Tragedy, a Comedy
Sam Hurwitt
Friday, April 9, 2010
The
Idiolect.com
For some reason Berkeley’s getting its fill of Anton Chekhov adaptations lately. Last month Central Works did its own stage version of Chekhov’s novella An Anonymous Story, and Berkeley Rep just announced its next season including the West Coast premiere of Sarah Ruhl’s new Three Sisters translation next spring. Right now Shotgun Players is doing the West Coast premiere of another adaptation of a different classic Chekhov play: Emily Mann’s update of The Seagull called A Seagull in the Hamptons, which debuted in 2008 at McCarter Theatre Center in New Jersey, where Mann is artistic director and has adapted other Chekhov plays in the past.
Purists may grumble that a good production of Chekhov needs little adaptation, as demonstrated by Cal Shakes’ triumphant Uncle Vanya two years ago, but Shotgun makes a good case for the update in an often sparking, well-performed production staged by company member Reid Davis, whom some might remember as the Porter in Mark Jackson’s Macbeth.
Mann wasn’t the first to transplant this 1896 tragic comedy from late tsarist Russia to the seaside resort on the South Fork of Long Island a century later, but her version was far better received than Jeff Cohen’s The Seagull: The Hamptons: 1990s had been off-Broadway in 1997. Mann’s is a faithful if not terribly subtle update, broadening the humor in a way that works well for the most part.
It’s not strictly necessary to have seen or read The Seagull before to appreciate this production, but it does take a while to glean who’s supposed to be a couple and what some of the characters are doing there at all. Lorenzo (Mark Manske) and his wife Paula (Beth Deitchman), who deliver the cell-phone speech in character before the show, are a case in point.
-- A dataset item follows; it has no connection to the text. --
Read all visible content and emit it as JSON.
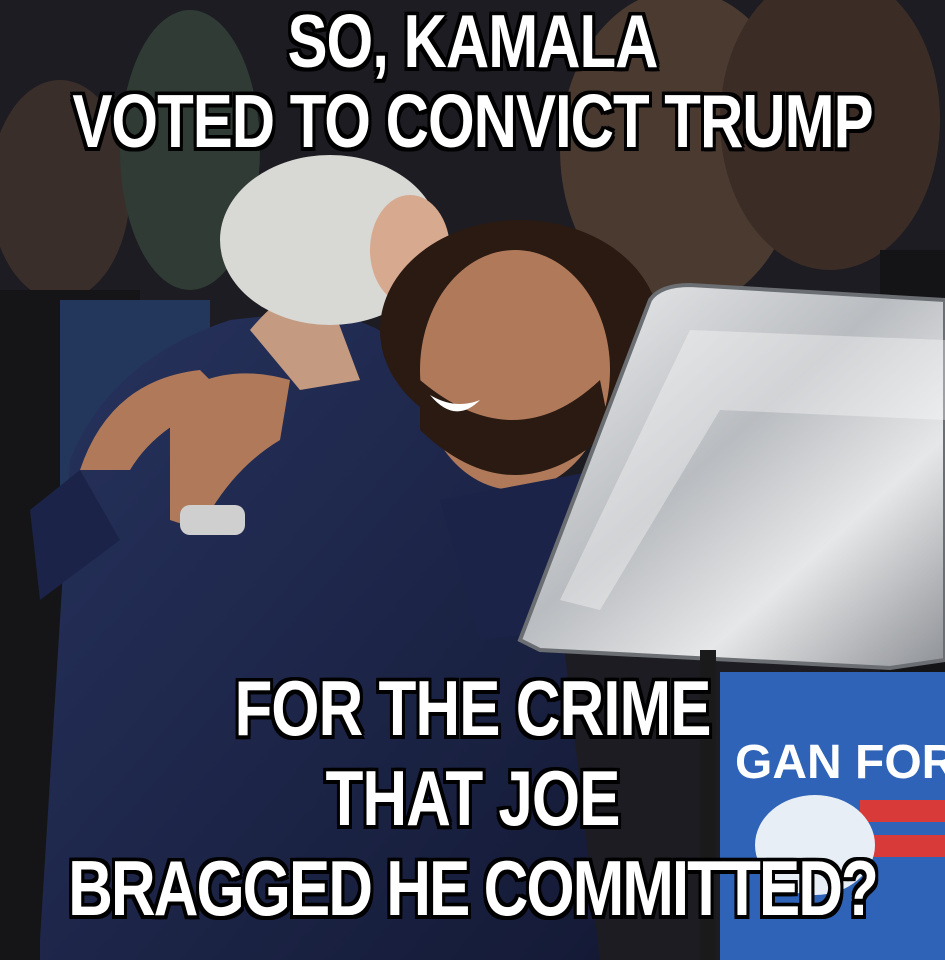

They’re working for the others as caretakers of the property in some capacity or another that may have been much more recognizable to a 19th-century Russian audience than a 21st-century American crowd.
Folks in Berkeley may not necessarily be familiar with the Hamptons either, but they’ll quickly get the gist: the idle rich, or at least idle upper-middle-class, idly summering by the beach. Robert Broadfoot’s sandbox set cleverly transforms from a beach boardwalk to summer house interior, and Victoria Livingston-Hall provides a variety of seasonal wear from shorts and Hawaiian shirts to pretty summer dresses.
Teenage tortured artist Alex (a callow Liam Callister) resents his mother, the ever-preening, faded actress Maria (Trish Mulholland, hamming it up delightfully with an affected British accent). He despises her fake and meaningless theater world, and she’s completely dismissive of the overwrought experimental theater he tries to make, accompanied by a crackly boom box. The belittling battles between the two of them provide the occasion for a lot of rants about theater. “Oh god, how I hate self-important theater,” Maria moans, and Alex rails about trivial naturalistic drama “or those fucking cheerful musicals, oh my god!”
He’s also smitten with aspiring actress Nina (Kelsey Venter, enchanting everyone in effervescent ingénue mode), who likes him too until she decides his work is pretentious and impenetrable. She strikes up a girlish flirtation with Maria’s lover Philip, a famous writer, literally shuffling her feet and generally being adorable at him.
Nerdy Harold (Andy Alabran) is thoroughly into Milly (Anna Ishida)—a severely depressed, black-clad emo girl who’s been hitting the sauce pretty hard—who’s hopelessly devoted to Alex, who thinks she’s a creep and is in love with Nina, who’s crushing hard on Philip.
Alex Moggridge does a fabulous job of embodying the kind of seemingly nice guy who really, really isn’t as Philip (Trigorin in the original), who affects an endearingly self-deprecating just-plain-folk routine that ropes people in, even when he’s telling them outright that he cannibalizes the lives of everyone around him, and that’s putting it mildly. Even so, his long speech about always feeling like he should be writing and feeling like his writing and his life don’t amount to much speak to the heart of nearly any writer who’s ever had moments or more than moments of doubt.
John Mercer hangs around being charming as English doctor Ben, an aging lothario who flirts with all the ladies to little effect and otherwise doesn’t have much to do (except when he’s doing Paula, apparently). Richard Louis James is a posh and dandyish Uncle Nick, a retired lawyer who bemoans his wasted life in such a playful way that it takes a long time to realize he’s serious.
Like the rest of Chekhov’s plays, the author considered it a comedy, and indeed there’s a lot of humor in it, brought out more to 21st-century tastes in the Mann/Shotgun version so that its two and a half hours don’t seem nearly that long. Also like most Chekhov plays, it’s ultimately a depressing one about desperately unhappy people and shattered lives. With that in mind, it’s practically a romp.